There are two sources of performance problems: the program itself and the language it's written in. Interpreted languages like Python or Ruby have to read the program text and translate it to machine instructions every time it runs, there's no way around it. Hugo would still be faster than many alternatives even if its authors didn't put any effort into optimizing for performance, simply because it's written in Go, a language that compiles to native machine code.

Interpreted languages, however, make it very easy to make programs extensible with plugins. The program is a text file that is loaded into the interpreter, and plugins are also distributed as text files that can be loaded together with the main program. With native code, extensibility takes much more effort even if the language supports dynamic code loading (Go doesn't).
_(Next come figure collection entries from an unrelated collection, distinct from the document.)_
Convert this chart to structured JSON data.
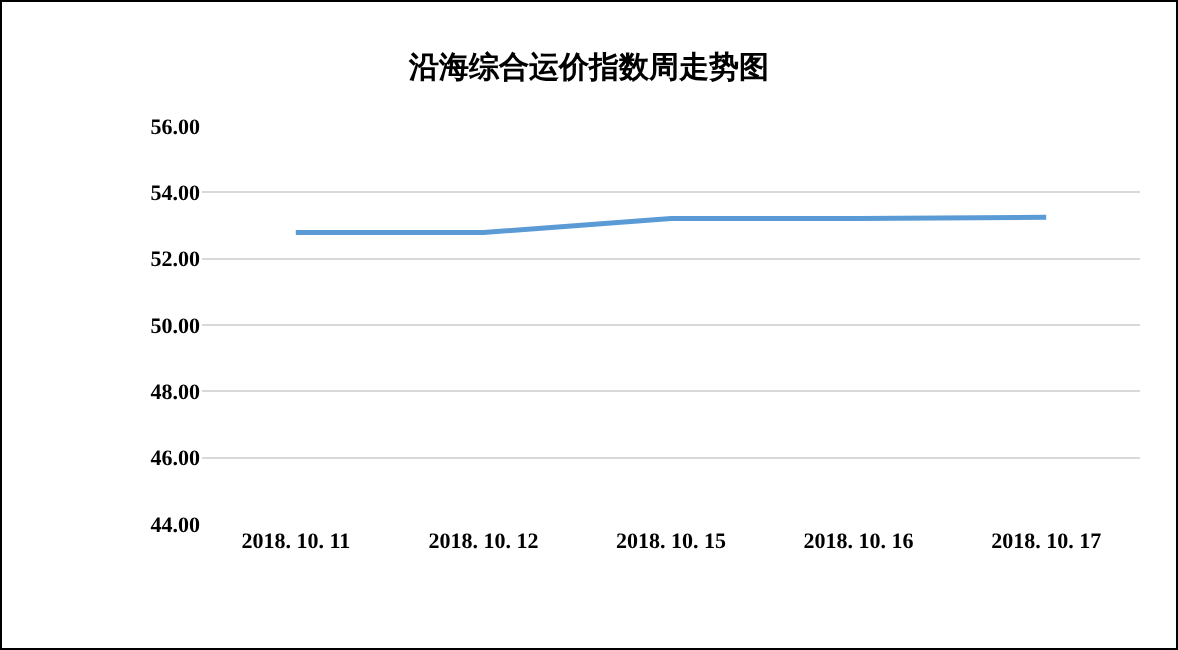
{
  "chart_data": {
    "type": "line",
    "title": "沿海综合运价指数周走势图",
    "categories": [
      "2018. 10. 11",
      "2018. 10. 12",
      "2018. 10. 15",
      "2018. 10. 16",
      "2018. 10. 17"
    ],
    "series": [
      {
        "color": "#5b9bd5",
        "values": [
          52.79,
          52.79,
          53.21,
          53.21,
          53.25
        ]
      }
    ],
    "ylim": [
      44,
      56
    ],
    "yticks": [
      {
        "value": 44,
        "label": "44.00"
      },
      {
        "value": 46,
        "label": "46.00"
      },
      {
        "value": 48,
        "label": "48.00"
      },
      {
        "value": 50,
        "label": "50.00"
      },
      {
        "value": 52,
        "label": "52.00"
      },
      {
        "value": 54,
        "label": "54.00"
      },
      {
        "value": 56,
        "label": "56.00"
      }
    ],
    "grid": "y",
    "legend": false,
    "marker": "none",
    "line_style": "solid"
  }
}
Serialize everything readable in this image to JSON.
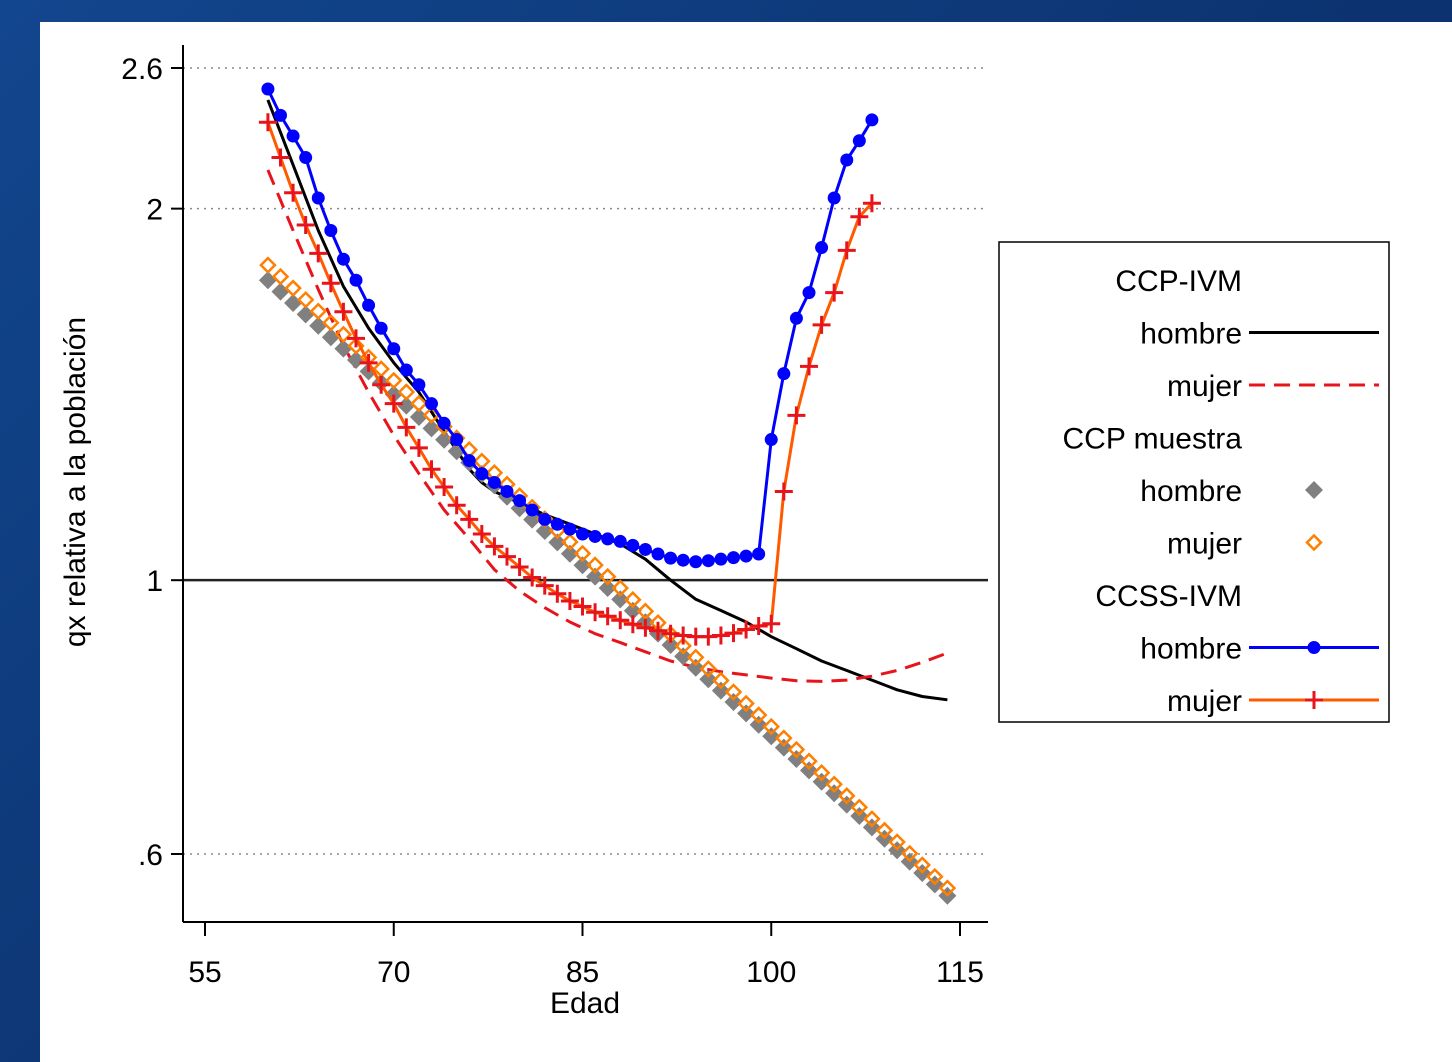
{
  "chart_data": {
    "type": "line",
    "xlabel": "Edad",
    "ylabel": "qx relativa a la población",
    "xlim": [
      54,
      117
    ],
    "ylim": [
      0.55,
      2.75
    ],
    "y_scale": "log",
    "xticks": [
      55,
      70,
      85,
      100,
      115
    ],
    "xtick_labels": [
      "55",
      "70",
      "85",
      "100",
      "115"
    ],
    "yticks": [
      0.6,
      1,
      2,
      2.6
    ],
    "ytick_labels": [
      ".6",
      "1",
      "2",
      "2.6"
    ],
    "grid": "horizontal dotted",
    "reference_line": 1,
    "legend_position": "right",
    "legend": [
      {
        "group": "CCP-IVM"
      },
      {
        "label": "hombre",
        "series": "ccp_ivm_hombre"
      },
      {
        "label": "mujer",
        "series": "ccp_ivm_mujer"
      },
      {
        "group": "CCP muestra"
      },
      {
        "label": "hombre",
        "series": "ccp_muestra_hombre"
      },
      {
        "label": "mujer",
        "series": "ccp_muestra_mujer"
      },
      {
        "group": "CCSS-IVM"
      },
      {
        "label": "hombre",
        "series": "ccss_ivm_hombre"
      },
      {
        "label": "mujer",
        "series": "ccss_ivm_mujer"
      }
    ],
    "series": [
      {
        "id": "ccp_ivm_hombre",
        "color": "#000000",
        "style": "solid",
        "marker": "none",
        "points": [
          [
            60,
            2.45
          ],
          [
            62,
            2.17
          ],
          [
            64,
            1.92
          ],
          [
            66,
            1.73
          ],
          [
            68,
            1.6
          ],
          [
            70,
            1.5
          ],
          [
            72,
            1.42
          ],
          [
            74,
            1.32
          ],
          [
            76,
            1.23
          ],
          [
            77,
            1.2
          ],
          [
            78,
            1.18
          ],
          [
            80,
            1.155
          ],
          [
            82,
            1.13
          ],
          [
            84,
            1.11
          ],
          [
            86,
            1.09
          ],
          [
            88,
            1.07
          ],
          [
            90,
            1.04
          ],
          [
            92,
            1.0
          ],
          [
            94,
            0.965
          ],
          [
            96,
            0.945
          ],
          [
            98,
            0.925
          ],
          [
            100,
            0.9
          ],
          [
            102,
            0.88
          ],
          [
            104,
            0.86
          ],
          [
            106,
            0.845
          ],
          [
            108,
            0.83
          ],
          [
            110,
            0.815
          ],
          [
            112,
            0.805
          ],
          [
            114,
            0.8
          ]
        ]
      },
      {
        "id": "ccp_ivm_mujer",
        "color": "#e8141c",
        "style": "dashed",
        "marker": "none",
        "points": [
          [
            60,
            2.15
          ],
          [
            62,
            1.92
          ],
          [
            64,
            1.72
          ],
          [
            66,
            1.55
          ],
          [
            68,
            1.42
          ],
          [
            70,
            1.31
          ],
          [
            72,
            1.22
          ],
          [
            74,
            1.14
          ],
          [
            76,
            1.08
          ],
          [
            78,
            1.02
          ],
          [
            80,
            0.98
          ],
          [
            82,
            0.95
          ],
          [
            84,
            0.925
          ],
          [
            86,
            0.905
          ],
          [
            88,
            0.89
          ],
          [
            90,
            0.875
          ],
          [
            92,
            0.86
          ],
          [
            94,
            0.85
          ],
          [
            96,
            0.843
          ],
          [
            98,
            0.838
          ],
          [
            100,
            0.833
          ],
          [
            102,
            0.829
          ],
          [
            104,
            0.828
          ],
          [
            106,
            0.83
          ],
          [
            108,
            0.836
          ],
          [
            110,
            0.845
          ],
          [
            112,
            0.858
          ],
          [
            114,
            0.873
          ]
        ]
      },
      {
        "id": "ccp_muestra_hombre",
        "color": "#808080",
        "style": "none",
        "marker": "diamond-filled",
        "start": 60,
        "end": 114,
        "y_start": 1.75,
        "y_end": 0.555
      },
      {
        "id": "ccp_muestra_mujer",
        "color": "#ff7f00",
        "style": "none",
        "marker": "diamond-hollow",
        "start": 60,
        "end": 114,
        "y_start": 1.8,
        "y_end": 0.563
      },
      {
        "id": "ccss_ivm_hombre",
        "color": "#0000ff",
        "style": "solid",
        "marker": "circle",
        "points": [
          [
            60,
            2.5
          ],
          [
            61,
            2.38
          ],
          [
            62,
            2.29
          ],
          [
            63,
            2.2
          ],
          [
            64,
            2.04
          ],
          [
            65,
            1.92
          ],
          [
            66,
            1.82
          ],
          [
            67,
            1.75
          ],
          [
            68,
            1.67
          ],
          [
            69,
            1.6
          ],
          [
            70,
            1.54
          ],
          [
            71,
            1.48
          ],
          [
            72,
            1.44
          ],
          [
            73,
            1.39
          ],
          [
            74,
            1.34
          ],
          [
            75,
            1.3
          ],
          [
            76,
            1.25
          ],
          [
            77,
            1.22
          ],
          [
            78,
            1.2
          ],
          [
            79,
            1.18
          ],
          [
            80,
            1.16
          ],
          [
            81,
            1.14
          ],
          [
            82,
            1.12
          ],
          [
            83,
            1.11
          ],
          [
            84,
            1.1
          ],
          [
            85,
            1.09
          ],
          [
            86,
            1.085
          ],
          [
            87,
            1.08
          ],
          [
            88,
            1.075
          ],
          [
            89,
            1.067
          ],
          [
            90,
            1.059
          ],
          [
            91,
            1.05
          ],
          [
            92,
            1.042
          ],
          [
            93,
            1.038
          ],
          [
            94,
            1.035
          ],
          [
            95,
            1.037
          ],
          [
            96,
            1.04
          ],
          [
            97,
            1.043
          ],
          [
            98,
            1.046
          ],
          [
            99,
            1.05
          ],
          [
            100,
            1.3
          ],
          [
            101,
            1.47
          ],
          [
            102,
            1.63
          ],
          [
            103,
            1.71
          ],
          [
            104,
            1.86
          ],
          [
            105,
            2.04
          ],
          [
            106,
            2.19
          ],
          [
            107,
            2.27
          ],
          [
            108,
            2.36
          ]
        ]
      },
      {
        "id": "ccss_ivm_mujer",
        "color": "#ff5a00",
        "marker_color": "#e8141c",
        "style": "solid",
        "marker": "plus",
        "points": [
          [
            60,
            2.35
          ],
          [
            61,
            2.2
          ],
          [
            62,
            2.06
          ],
          [
            63,
            1.94
          ],
          [
            64,
            1.84
          ],
          [
            65,
            1.74
          ],
          [
            66,
            1.65
          ],
          [
            67,
            1.57
          ],
          [
            68,
            1.5
          ],
          [
            69,
            1.44
          ],
          [
            70,
            1.39
          ],
          [
            71,
            1.33
          ],
          [
            72,
            1.28
          ],
          [
            73,
            1.23
          ],
          [
            74,
            1.19
          ],
          [
            75,
            1.15
          ],
          [
            76,
            1.12
          ],
          [
            77,
            1.09
          ],
          [
            78,
            1.065
          ],
          [
            79,
            1.045
          ],
          [
            80,
            1.025
          ],
          [
            81,
            1.005
          ],
          [
            82,
            0.99
          ],
          [
            83,
            0.975
          ],
          [
            84,
            0.962
          ],
          [
            85,
            0.952
          ],
          [
            86,
            0.942
          ],
          [
            87,
            0.935
          ],
          [
            88,
            0.928
          ],
          [
            89,
            0.921
          ],
          [
            90,
            0.915
          ],
          [
            91,
            0.91
          ],
          [
            92,
            0.905
          ],
          [
            93,
            0.902
          ],
          [
            94,
            0.9
          ],
          [
            95,
            0.9
          ],
          [
            96,
            0.902
          ],
          [
            97,
            0.906
          ],
          [
            98,
            0.912
          ],
          [
            99,
            0.918
          ],
          [
            100,
            0.922
          ],
          [
            101,
            1.18
          ],
          [
            102,
            1.36
          ],
          [
            103,
            1.49
          ],
          [
            104,
            1.61
          ],
          [
            105,
            1.71
          ],
          [
            106,
            1.85
          ],
          [
            107,
            1.97
          ],
          [
            108,
            2.02
          ]
        ]
      }
    ]
  }
}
Soupault is written in OCaml, a fast language that does support dynamic linking, but distributing plugins would not be nearly as easy since plugins are also native libraries that would have to be compiled for each OS, against a specific program version and using a matching compiler version. There's one other static site generator that supports plugins—Stog, also written in OCaml, but I'm not aware of any third-party plugins for it.

One way to break this cycle is to embed a small interpreted language into the program. I've revived an embeddable Lua 2.5 interpreter project, Lua-ML, with help from its original maintainer, Christian Lindig. While Lua 2.5 is not nearly as nice as modern Lua 5.x (if Lua can be described as nice at all), it does allow users to go beyond the built-in functionality and add their own.

Aside from Lua plugins, soupault can also run external scripts, feed them data extracted from pages, and include their output in the page. For example, post dates in this blog are extracted from git commits, and the blog index is generated automatically as well.

Web 1.0 support

Most existing generators are Web 2.0 applications in their spirit. The defining characteristic of Web 2.0 is complete separation of content and layout. With dynamic websites that visitors can modify, like Wikipedia, it's a necessity, since custom layout elements inside user-submitted data can break website functionality and can be abused for malicious purposes.

For static websites, that approach is not necessary. It can be valid of course: for example, a writer who just wants to publish stories on the web may not need anything but very basic formatting inside the stories. A blog generator that takes stories from plaintext files and inserts them into a fixed HTML page template can be a perfect tool for the job. Jekyll's tagline is “transform your plaintext files into a website”. Even though you can have custom HTML inside your page files, it's still inserted in a fixed place in a page template, unless you know how to do some advanced theme hackery.

The web, by itself, however, does not have any layout and content separation. It's a medium of its own, with unique means of expression. The main reason people are turning back to static websites and Web 1.0 is complete creative control over the presentation of their content.

Tools that can automate the tedious tasks of static site maintenance without interfering with user's creative control need to be aware of the native language of the web, HTML. Libraries that can read and modify HTML have existed for a long time, but they were mostly used for extracting data from websites, not for making them.

That's the big idea of soupault. Rather than “filling in the blanks” like template processors do, it can transform your existing pages. It still has a concept of a “page template”, but it's really just an empty page. There are also ways to perform some actions only on specific pages, for example, insert a <script src="/scripts/tetris.js"> tag only into site/tetris.html.

Also, site sections are just subdirectories. The workflow isn't so different from managing a static site by hand, you can automate exactly what you want to automate.

Conclusion

Will it become the tool of choice for the Web 1.0 community? It's too early to say. But I hope it will help someone else build and maintain their websites.


1The first widely available spreadsheet program.